Deux serviteurs de Gorozô accourent en toute hâte. Ils apportent une bonne nouvelle et la disent malgré l'émotion que leur cause l'état de leur maître: Hoshikage, à qui Gorozô a eu affaire la veille et qui est la cause première de tous les malheurs qui arrivent, a été arrêté; il va être jugé. Cette nouvelle est bien accueillie des deux mourants: «C'est un présent de départ[46]

La mère, ayant compris qu'il y a au fond de tout cela une querelle entre les époux, tente de les réconcilier in extremis. Son rôle est profondément touchant. Ses enfants ne se rendent pas du premier coup à ses instances; mais ils s'entretiennent une dernière fois: ils se rappellent le temps où ils s'aimaient et où ils faisaient ensemble de la musique. Un air surtout, l'air des jours heureux, leur revient à la mémoire. Ils décident de quitter la vie en le jouant. On bande la blessure de la femme; on relève les lambeaux sanglants du mari, on bouche le trou tant bien que mal et on y applique un linge serré autour du corps. On apporte à celui-ci sa flûte, à celle-là son koto. Ils jouent, lui soutenu par un serviteur, elle, par sa belle-mère.
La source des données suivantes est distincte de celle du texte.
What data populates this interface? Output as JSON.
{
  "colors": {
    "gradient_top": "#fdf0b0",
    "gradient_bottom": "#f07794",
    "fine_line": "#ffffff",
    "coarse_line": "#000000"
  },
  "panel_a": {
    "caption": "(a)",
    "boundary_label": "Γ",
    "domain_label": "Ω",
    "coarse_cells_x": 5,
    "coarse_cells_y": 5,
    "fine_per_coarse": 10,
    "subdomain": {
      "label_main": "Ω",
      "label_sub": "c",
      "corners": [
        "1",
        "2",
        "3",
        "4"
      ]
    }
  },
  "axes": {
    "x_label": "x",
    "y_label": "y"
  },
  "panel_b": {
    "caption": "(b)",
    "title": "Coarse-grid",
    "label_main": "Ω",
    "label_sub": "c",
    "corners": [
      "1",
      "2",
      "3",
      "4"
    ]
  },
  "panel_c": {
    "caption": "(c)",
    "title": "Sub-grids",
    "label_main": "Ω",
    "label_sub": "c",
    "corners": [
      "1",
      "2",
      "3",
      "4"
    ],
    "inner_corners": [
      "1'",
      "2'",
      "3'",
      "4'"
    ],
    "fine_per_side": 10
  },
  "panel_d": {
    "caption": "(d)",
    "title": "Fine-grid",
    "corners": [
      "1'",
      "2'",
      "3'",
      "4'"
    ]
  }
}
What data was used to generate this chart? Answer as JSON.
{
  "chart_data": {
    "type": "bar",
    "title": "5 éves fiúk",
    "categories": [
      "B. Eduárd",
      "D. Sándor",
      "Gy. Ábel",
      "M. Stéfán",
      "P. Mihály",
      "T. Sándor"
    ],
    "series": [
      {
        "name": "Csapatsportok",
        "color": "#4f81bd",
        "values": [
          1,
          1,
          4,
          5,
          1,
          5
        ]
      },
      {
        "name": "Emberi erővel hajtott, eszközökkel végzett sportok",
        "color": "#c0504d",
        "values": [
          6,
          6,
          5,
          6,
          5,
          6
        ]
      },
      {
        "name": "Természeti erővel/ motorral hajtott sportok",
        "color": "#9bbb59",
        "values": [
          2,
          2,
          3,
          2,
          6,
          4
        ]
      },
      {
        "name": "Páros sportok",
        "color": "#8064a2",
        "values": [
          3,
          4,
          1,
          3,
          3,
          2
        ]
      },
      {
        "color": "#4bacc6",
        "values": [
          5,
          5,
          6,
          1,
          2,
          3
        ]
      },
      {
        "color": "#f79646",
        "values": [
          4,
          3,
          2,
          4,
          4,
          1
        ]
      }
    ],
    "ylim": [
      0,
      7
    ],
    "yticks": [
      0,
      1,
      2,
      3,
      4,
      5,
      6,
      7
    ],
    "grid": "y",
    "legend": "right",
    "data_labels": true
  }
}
Entre eux est le petit autel funèbre avec la tête coupée; cette tête semble écouter.–L'exécution de la scène est parfaite: les acteurs y obtiennent avec un art merveilleux l'association de l'horrible et du touchant.–Par moments le souffle manque à Gorozô et sa flûte moribonde reste comme en suspens au milieu d'une note. Mais par un effort de volonté, il reprend la mesure. Enfin le vague de la mort s'empare de l'un et de l'autre à là fois. La flûte tombe; le koto ne vibre plus. La pauvre aveugle cherche à tâtons les mains des deux époux; elle les saisit et les met l'une dans l'autre.–Ils échangent un mutuel regard de pardon et meurent unis.

Il est huit heures. Le drame est fini; il a commencé à dix heures du matin. Pourtant le publie n'est pas rassasié; il faut qu'on lui serve encore «la danse des sept dieux», sorte de ballet pantomime assez grotesque qui est le complément à peu près obligé de tout grand spectacle. Les divinités de l'Extrême-Orient y exécutent, chacune suivant ses moyens et ses aptitudes, quelques pas allégoriques et reçoivent encore l'approbation enthousiaste de spectateurs qui les admirent peut-être pour la centième fois. Mais ces spectateurs, ne l'oublions pas, sont un peuple d'enfants et n'avons-nous pas tous, dans nos jeunes années, réclamé sans merci cent fois la même histoire?

Notes

On peut passer de même d'une pièce dans l'autre, à l'intérieur de la même maison.

Cela n'empêche pas qu'il y puisse tenir une maison de grandeur moyenne, toit compris. Les habitations japonaises n'ont en général qu'un étage, appelé nikaï. Depuis quelques années, on a bien fait quelques constructions surmontées de deux étages, quoique bâties dans le style indigène, mais ce sont encore des exceptions. Dans tous les cas, la reproduction de pareils édifices n'est jamais utile au théâtre.

Nous aurons à revenir sur ces bizarres valets au sujet de l'éclairage.

Il y a dans certaines villes, notamment a Kyoto et à Nagoya, des troupes de femmes connues sous le nom de no, qui ont la spécialité de jouer des scènes assez courtes dans les fêtes particulières. Quelques-unes de ces actrices de salon sont des artistes de premier ordre.

Il s'agit ici des grandes dames de l'ancien régime qui s'est, pour ainsi dire, réfugié au théâtre. Le Japon moderne, en habillant les femmes de qualité à l'européenne, leur a enlevé tout ce qu'elles avaient autrefois de grâce et de dignité.